Addressing Baltimore With Hope
When thinking about the Baltimore riots, I was struck by the fact that millions of Americans are trapped in cities with failing economies, trapped by failing politicians and trapped in failing schools.
Every parent, regardless of race, ethnic background or economic circumstance, wants to afford their children with greater opportunity than they had. Heartbreakingly so, many parents cannot provide this opportunity to their children and cannot help their children escape the cycle of failure and inner poverty. What if we as a country could do something to change that, to offer caring parents a real option to rescue their children and give them a shot at the American dream?
Well, we already have that chance, and in some parts of America, we are already offering options. This is National Charter Schools Week. And innovative, rigorous charter schools can transform the lives of children who might otherwise find no way out of the cycle of urban decay.
The strongest case of transformational success is in Florida. Under the leadership of then Governor Jeb Bush, Florida wholeheartedly embraced educational choice. He carefully and cleverly built a coalition of support for robust agenda in education, including a program of privately-funded “opportunity scholarships” for private and parochial schools, targeted at the neediest students in the state. Despite the dogged, predictable resistance of powerful teachers’ unions, Bush’s plan prevailed. Now today, there are nearly 250,000 students in charter schools, nearly two-thirds of them non-white, more than half of them from low income households.

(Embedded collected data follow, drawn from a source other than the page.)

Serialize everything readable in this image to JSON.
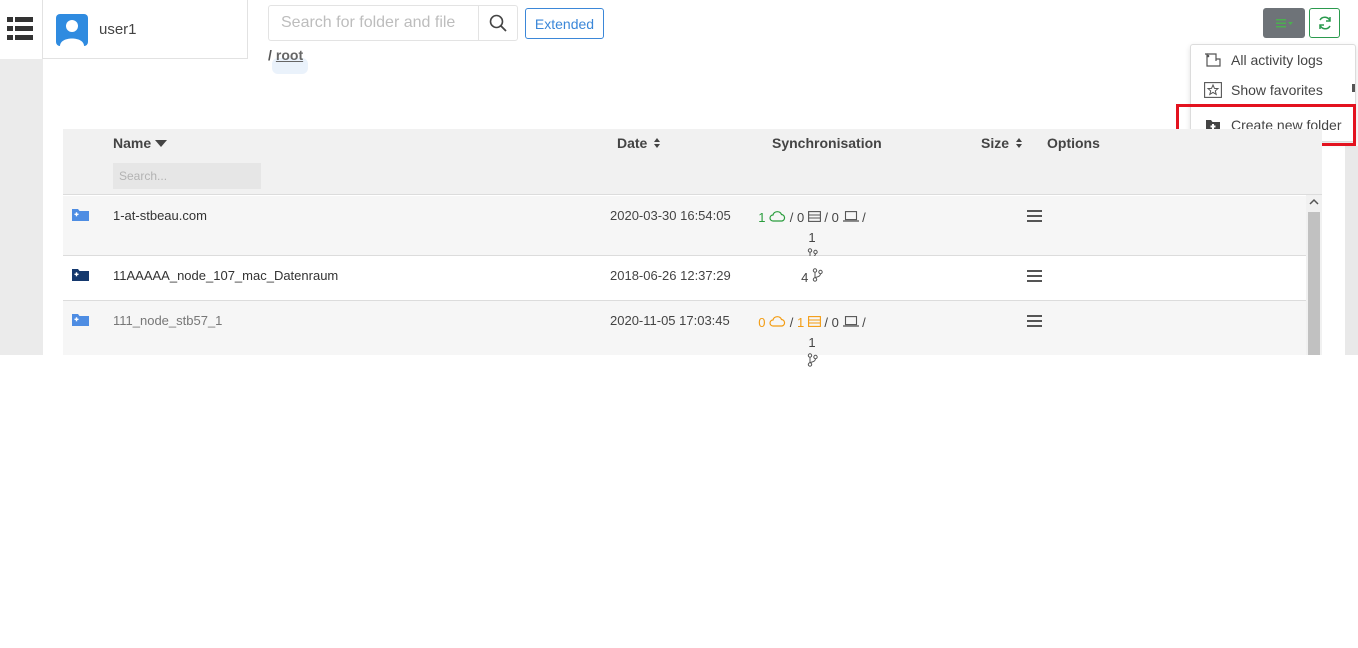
{
  "app": {
    "user": {
      "name": "user1"
    }
  },
  "search": {
    "placeholder": "Search for folder and file",
    "extended_label": "Extended"
  },
  "breadcrumb": {
    "separator": "/",
    "current": "root"
  },
  "dropdown": {
    "items": [
      {
        "label": "All activity logs",
        "icon": "activity-log-icon"
      },
      {
        "label": "Show favorites",
        "icon": "star-icon"
      },
      {
        "label": "Create new folder",
        "icon": "folder-plus-icon"
      }
    ],
    "highlight_color": "#e3121f"
  },
  "table": {
    "headers": {
      "name": "Name",
      "date": "Date",
      "sync": "Synchronisation",
      "size": "Size",
      "options": "Options"
    },
    "name_filter_placeholder": "Search...",
    "rows": [
      {
        "name": "1-at-stbeau.com",
        "date": "2020-03-30 16:54:05",
        "sync": {
          "cloud": "1",
          "server": "0",
          "laptop": "0",
          "branches": "1"
        },
        "sync_color": "#2a9d3d",
        "folder_color": "#4e8de3"
      },
      {
        "name": "11AAAAA_node_107_mac_Datenraum",
        "date": "2018-06-26 12:37:29",
        "sync_text": "4",
        "folder_color": "#14386d"
      },
      {
        "name": "111_node_stb57_1",
        "date": "2020-11-05 17:03:45",
        "sync": {
          "cloud": "0",
          "server": "1",
          "laptop": "0",
          "branches": "1"
        },
        "sync_color": "#f39c12",
        "folder_color": "#4e8de3"
      }
    ]
  },
  "colors": {
    "accent": "#3b87d8",
    "success": "#2b9a4e",
    "menu_button": "#6e7378"
  }
}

Bush’s reforms transformed education in Florida. And Florida-style school choice, if implemented nationally, could transform urban life in America and encourage racial reconciliation because Bush created a plan whose benefits mostly go to non-white, lower-income children who were otherwise trapped in failing public schools.
A brand-new, rigorous study of the impact of charter schools by the Florida Dept. of Education, “Student Achievement in Florida’s Public Schools,” looked at more than 3.2 million test scores on the Florida Comprehensive Achievement Test and algebra final exams. It revealed that in 58 out of 63 categories of learning, charter school students outperformed those in traditional public schools. When it comes to the so-called “achievement gap” between white and non-white students, charter schools narrowed that gap in 18 out of 18 subject areas. As the report sums up its findings, “The percentage of students making learning gains was higher in charter schools in 76 of the 96 comparisons.” In Forbes magazine, Adam Ozimek cited a previous (CREDO) study that showed, “Black students in poverty who attend charter schools gain an additional 29 days of learning in reading and 36 days in math per year.”
Before choice was offered to them, low-income parents had no option but to pack their children off to whatever school was dictated by their zip code. Some of these schools had been performing poorly for decades, but we all know how hard it is to fix a heavily unionized government monopoly. So the children marched in to the schools that the system offered them, and often failed to learn. They emerged unprepared for the world of work, relegated to the “underclass” by the soft bigotry of low expectations.
Millions of Americans watched the video of Toya Graham, a single mother of six, spotting her son Michael Singleton among the Baltimore rioters, and diving into the roiling crowd to pluck him out and discipline him. We saw a mother’s love in action, and that’s something we all understand. School choice empowers parents like Ms. Graham to take action for the benefit of their child. School choice places the trust with parents to make decisions that are right for their children including pulling their children from failing traditional public schools, and figuratively slapping the system that has failed them.
It’s hard to imagine a better way to offer power to the people.